Juvenile, or type I, diabetes affects approximately 10 percent of all diabetics. Survival requires strict adherence to a daily regimen of painful insulin hormone injections, and the disease can also cause multiple long-term complications, including blindness, heart disease and kidney failure.

Unlike the adult form of the disease, called Type II diabetes, in which the body stops using insulin properly to convert food sugars into energy, type I diabetes is an autoimmune disorder.

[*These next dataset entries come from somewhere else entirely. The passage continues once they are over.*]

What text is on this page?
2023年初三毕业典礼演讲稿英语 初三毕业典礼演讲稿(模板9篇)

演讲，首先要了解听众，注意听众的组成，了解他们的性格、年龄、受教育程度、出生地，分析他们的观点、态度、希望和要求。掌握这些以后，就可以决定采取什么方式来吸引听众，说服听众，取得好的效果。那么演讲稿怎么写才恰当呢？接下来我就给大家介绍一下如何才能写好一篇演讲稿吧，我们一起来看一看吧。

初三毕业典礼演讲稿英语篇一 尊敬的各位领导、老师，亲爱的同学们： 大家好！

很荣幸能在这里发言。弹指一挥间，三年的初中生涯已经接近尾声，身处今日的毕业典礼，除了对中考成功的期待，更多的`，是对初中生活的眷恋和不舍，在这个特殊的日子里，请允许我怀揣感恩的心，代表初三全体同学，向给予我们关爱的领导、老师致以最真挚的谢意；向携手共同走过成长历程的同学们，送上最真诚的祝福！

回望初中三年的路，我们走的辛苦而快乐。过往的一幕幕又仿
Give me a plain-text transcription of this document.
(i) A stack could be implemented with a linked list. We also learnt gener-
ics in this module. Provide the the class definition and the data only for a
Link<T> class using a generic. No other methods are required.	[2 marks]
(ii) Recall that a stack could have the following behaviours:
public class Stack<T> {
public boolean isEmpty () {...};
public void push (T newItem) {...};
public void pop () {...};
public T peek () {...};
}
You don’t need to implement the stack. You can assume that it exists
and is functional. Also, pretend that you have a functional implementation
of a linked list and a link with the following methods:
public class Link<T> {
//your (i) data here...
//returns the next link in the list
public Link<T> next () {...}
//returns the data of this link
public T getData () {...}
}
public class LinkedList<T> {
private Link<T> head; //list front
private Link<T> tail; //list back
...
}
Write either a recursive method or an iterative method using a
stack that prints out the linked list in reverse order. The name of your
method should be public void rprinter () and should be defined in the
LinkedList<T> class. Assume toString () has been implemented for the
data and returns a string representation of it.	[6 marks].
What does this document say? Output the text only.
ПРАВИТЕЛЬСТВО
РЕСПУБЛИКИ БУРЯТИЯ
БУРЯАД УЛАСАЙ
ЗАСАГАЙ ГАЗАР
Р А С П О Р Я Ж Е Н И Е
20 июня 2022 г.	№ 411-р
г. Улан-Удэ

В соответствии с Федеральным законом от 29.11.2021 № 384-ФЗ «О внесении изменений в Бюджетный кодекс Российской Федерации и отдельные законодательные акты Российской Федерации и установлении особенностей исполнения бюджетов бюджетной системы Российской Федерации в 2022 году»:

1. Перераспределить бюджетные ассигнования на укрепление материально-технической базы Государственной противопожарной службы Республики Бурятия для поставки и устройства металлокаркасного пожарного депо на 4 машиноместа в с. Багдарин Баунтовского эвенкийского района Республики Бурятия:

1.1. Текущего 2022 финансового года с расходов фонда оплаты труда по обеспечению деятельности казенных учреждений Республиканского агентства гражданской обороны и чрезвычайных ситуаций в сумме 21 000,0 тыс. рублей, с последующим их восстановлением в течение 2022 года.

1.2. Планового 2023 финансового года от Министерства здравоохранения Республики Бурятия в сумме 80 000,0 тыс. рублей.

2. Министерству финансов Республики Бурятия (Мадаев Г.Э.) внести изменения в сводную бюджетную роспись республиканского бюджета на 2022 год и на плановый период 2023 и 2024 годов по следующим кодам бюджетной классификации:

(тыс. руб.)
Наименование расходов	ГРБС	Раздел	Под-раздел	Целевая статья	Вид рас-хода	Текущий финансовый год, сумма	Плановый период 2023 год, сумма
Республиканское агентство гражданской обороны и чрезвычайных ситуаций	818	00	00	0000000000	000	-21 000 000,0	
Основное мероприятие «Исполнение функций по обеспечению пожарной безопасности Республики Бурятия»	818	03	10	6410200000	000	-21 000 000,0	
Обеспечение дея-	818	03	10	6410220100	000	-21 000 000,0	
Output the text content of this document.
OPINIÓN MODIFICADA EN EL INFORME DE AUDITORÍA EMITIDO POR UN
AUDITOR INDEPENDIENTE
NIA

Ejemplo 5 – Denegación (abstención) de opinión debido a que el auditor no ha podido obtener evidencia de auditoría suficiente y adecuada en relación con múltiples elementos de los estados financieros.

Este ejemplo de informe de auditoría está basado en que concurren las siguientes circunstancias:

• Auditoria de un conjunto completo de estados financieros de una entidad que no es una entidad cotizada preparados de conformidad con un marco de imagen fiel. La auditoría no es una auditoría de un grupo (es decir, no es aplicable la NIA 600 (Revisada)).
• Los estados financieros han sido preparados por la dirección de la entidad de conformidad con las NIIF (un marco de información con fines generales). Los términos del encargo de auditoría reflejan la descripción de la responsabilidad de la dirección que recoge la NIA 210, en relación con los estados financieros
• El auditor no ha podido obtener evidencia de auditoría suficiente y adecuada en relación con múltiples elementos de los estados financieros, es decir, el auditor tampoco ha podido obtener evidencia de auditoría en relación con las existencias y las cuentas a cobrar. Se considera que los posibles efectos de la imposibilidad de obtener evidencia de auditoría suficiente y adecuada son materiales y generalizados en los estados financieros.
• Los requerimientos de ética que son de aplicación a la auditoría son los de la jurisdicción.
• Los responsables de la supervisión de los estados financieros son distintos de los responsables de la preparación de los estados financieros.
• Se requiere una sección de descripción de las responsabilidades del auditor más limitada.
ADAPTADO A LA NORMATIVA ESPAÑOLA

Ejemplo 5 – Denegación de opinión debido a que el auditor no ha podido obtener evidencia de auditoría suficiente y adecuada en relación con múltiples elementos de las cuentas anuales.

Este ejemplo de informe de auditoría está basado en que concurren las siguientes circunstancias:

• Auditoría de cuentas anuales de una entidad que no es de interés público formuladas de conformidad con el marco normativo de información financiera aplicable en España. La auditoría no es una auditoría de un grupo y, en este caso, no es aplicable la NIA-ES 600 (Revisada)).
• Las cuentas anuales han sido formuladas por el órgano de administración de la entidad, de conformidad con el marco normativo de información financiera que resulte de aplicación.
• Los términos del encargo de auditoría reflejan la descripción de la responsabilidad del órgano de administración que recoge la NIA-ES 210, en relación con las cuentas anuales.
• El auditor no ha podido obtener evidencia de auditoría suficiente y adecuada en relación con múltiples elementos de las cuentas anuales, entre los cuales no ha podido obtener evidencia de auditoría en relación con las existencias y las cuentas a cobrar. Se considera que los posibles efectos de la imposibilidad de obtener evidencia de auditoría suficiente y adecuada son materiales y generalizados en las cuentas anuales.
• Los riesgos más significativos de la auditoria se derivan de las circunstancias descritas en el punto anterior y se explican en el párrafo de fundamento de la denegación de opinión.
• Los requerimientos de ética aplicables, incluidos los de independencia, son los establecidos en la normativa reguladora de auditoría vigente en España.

The body’s immune system attacks and destroys the beta cells within the pancreas that make insulin.

Until now, scientists trying to develop drugs to calm the immune system of those with juvenile diabetes have had to work with laboratory mice with only a rodent version of the disease - not an ideal situation, say experts, because treatments that might work in mice can be ineffective or harmful in humans.

Matthias G. von Herrath, M.D., Director of the Center for Diabetes Research in California
Matthias G. von Herrath, M.D., Director of the Center for Diabetes Research in California

But Matthias von Herrath, director of the Center for Diabetes Research in California, says having a rodent with human diabetes should speed the development of drugs for type I diabetes.

"You don’t want to put it in humans if you can avoid it, if it’s not a good molecule or not a good drug," he said. "And this mouse allows you to test the real drug, not to make an equivalent that only works in the mouse."

French and British researchers developed the laboratory mouse with human diabetes and they were able to arrest the immune system’s assault on the animal’s beta cells using a human version of an antibody called anti-CD3.

Anti-CD3 is currently undergoing clinical trials as a promising therapy for type I diabetes.  Von Herrath says the antibody does two things:

"They [it] not only take away the cells that are destroying the islets in type I diabetes, at least temporarily, but also they foster what you would call immune regulations - they train your body’s own immune system to regulate better and prevent diseases like type I diabetes," he said.

Von Herrath says the results of the human trials won’t be known for several more months.

A mice model of juvenile diabetes is useful for more than just drug development. Von Herrath says it can help researchers determine proper dosing of medications for diabetics. He says the diabetic mouse could also help researchers identify biological markers indicating when someone is at risk for developing the disease.

An article describing the development of a mouse model with human type I diabetes, and a commentary by Matthias von Herrath, are published this week in the journal Science Translational Medicine.